Par un mémoire en défense, enregistré le 2 octobre 2025, le ministre d’Etat, ministre de l’intérieur conclut au rejet de la requête.
Il soutient que les moyens invoqués ne sont pas fondés.
Vu les pièces du dossier.
Vu :
- la directive UE 2006/801 du Parlement européen et du Conseil du 11 mai 2016 ;
- le décret n° 2008-1176 du 13 novembre 2008 ;
- l’instruction interministérielle relative aux demandes de visas de long séjour pour études dans le cadre de la directive UE 2016/801 du 4 juillet 2019 ;
- le code de l’entrée et du séjour des étrangers et du droit d’asile ;
- le code des relations entre le public et l’administration ;
- le code de justice administrative.
Le président de la formation de jugement a dispensé le rapporteur public, sur sa proposition, de prononcer des conclusions à l’audience.

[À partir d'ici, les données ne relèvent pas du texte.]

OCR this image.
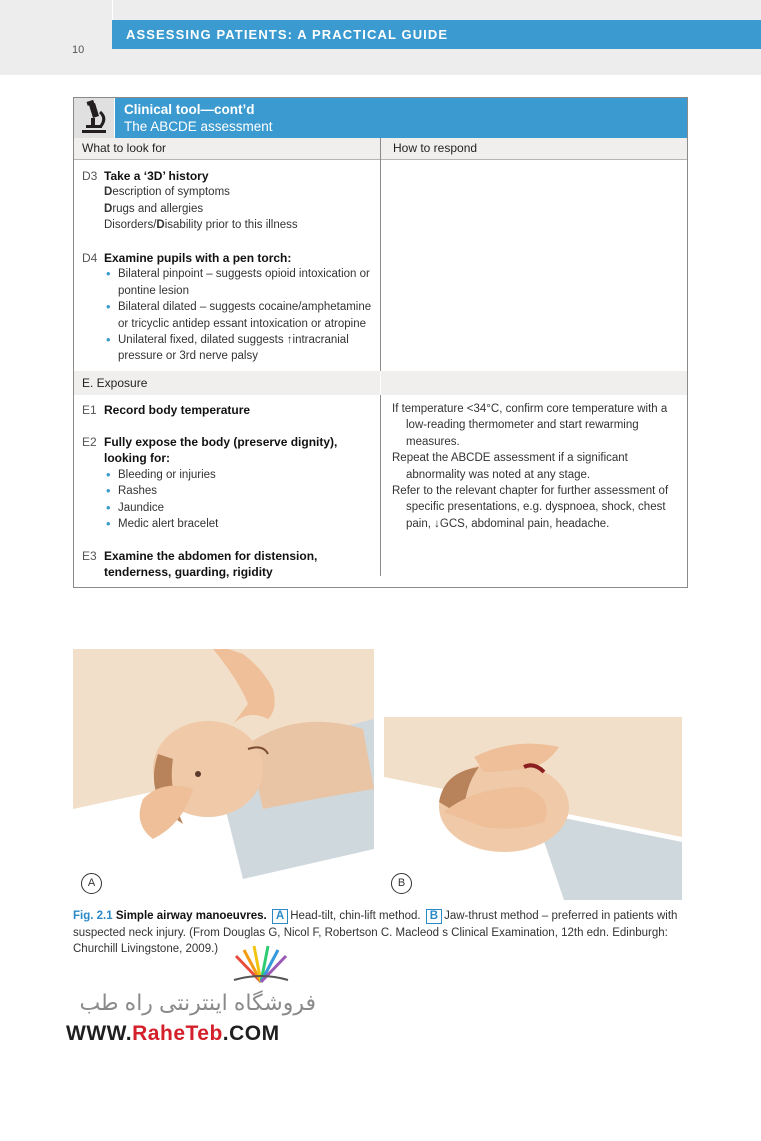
ASSESSING PATIENTS: A PRACTICAL GUIDE
10
Clinical tool—cont’d
The ABCDE assessment
What to look for	How to respond
D3 Take a ‘3D’ history
Description of symptoms
Drugs and allergies
Disorders/Disability prior to this illness
D4 Examine pupils with a pen torch:
• Bilateral pinpoint – suggests opioid intoxication or pontine lesion
• Bilateral dilated – suggests cocaine/amphetamine or tricyclic antidep essant intoxication or atropine
• Unilateral fixed, dilated suggests ↑intracranial pressure or 3rd nerve palsy
E. Exposure
E1 Record body temperature
E2 Fully expose the body (preserve dignity), looking for:
• Bleeding or injuries
• Rashes
• Jaundice
• Medic alert bracelet
E3 Examine the abdomen for distension, tenderness, guarding, rigidity

If temperature <34°C, confirm core temperature with a low-reading thermometer and start rewarming measures.

Repeat the ABCDE assessment if a significant abnormality was noted at any stage.

Refer to the relevant chapter for further assessment of specific presentations, e.g. dyspnoea, shock, chest pain, ↓GCS, abdominal pain, headache.

A	B
Fig. 2.1 Simple airway manoeuvres. A Head-tilt, chin-lift method. B Jaw-thrust method – preferred in patients with suspected neck injury. (From Douglas G, Nicol F, Robertson C. Macleod s Clinical Examination, 12th edn. Edinburgh: Churchill Livingstone, 2009.)
فروشگاه اینترنتی راه طب
WWW.RaheTeb.COM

Les parties ont été régulièrement averties du jour de l’audience.
Le rapport de Mme Moreno a été entendu au cours de l’audience publique.
Considérant ce qui suit :
Mme B…, ressortissante sénégalaise, a sollicité la délivrance d’un visa d’entrée et de long séjour en France en qualité d’étudiante auprès de l’autorité consulaire française à Dakar (Sénégal). Par décision du 13 décembre 2023, cette autorité a refusé de délivrer le visa demandé. Par une décision du 20 mars 2024, dont elle demande l’annulation, la commission de recours contre les décisions de refus de visa d’entrée en France a rejeté le recours formé contre la décision consulaire.
Sur les conclusions à fin d’annulation de la décision de l’autorité consulaire française :
Il résulte des dispositions de l’article D. 312-3 du code de l’entrée et du séjour des étrangers et du droit d’asile que la décision de la commission de recours contre les décisions de refus de visa d’entrée en France se substitue à celle qui a été prise par l’autorité diplomatique ou consulaire. Par suite, la décision du 20 mars 2024 de cette commission s’est substituée à la décision du 13 décembre 2023 de l’autorité consulaire française à Dakar. Il en résulte que les conclusions de la requête doivent être regardées comme dirigées contre la seule décision de refus de la commission de recours.
Sur les conclusions à fin d’annulation de la décision de la commission de recours contre les décisions de refus de visa d’entrée en France :
En premier lieu, pour rejeter le recours dont elle était saisie, la commission de recours contre les décisions de refus de visa d’entrée en France, qui vise notamment l’article L. 312-2 du code de l’entrée et du séjour des étrangers, s’est fondée sur le motif tiré de ce que « Mme A… B…, célibataire, âgée de 19 ans, au cursus passable, ne présente pas un projet d’études sérieux et réaliste. Par ailleurs, la demanderesse n’a pas fourni la preuve qu’elle dispose de ressources suffisantes pour couvrir ses frais de toute nature durant le séjour en France, ni d’un hébergement adéquat. Dans ces conditions, il existe un risque de détournement de l’objet du visa à d’autres fins. ». Une telle motivation comporte avec suffisamment de précision les considérations de droit et de fait qui en constituent le fondement et est, par suite, suffisamment motivée au regard des exigences des articles L. 211-2 et L. 211-5 du code des relations entre le public et l’administration. Ainsi, le moyen tiré de l’insuffisance de motivation de la décision litigieuse manque en fait et doit être écarté.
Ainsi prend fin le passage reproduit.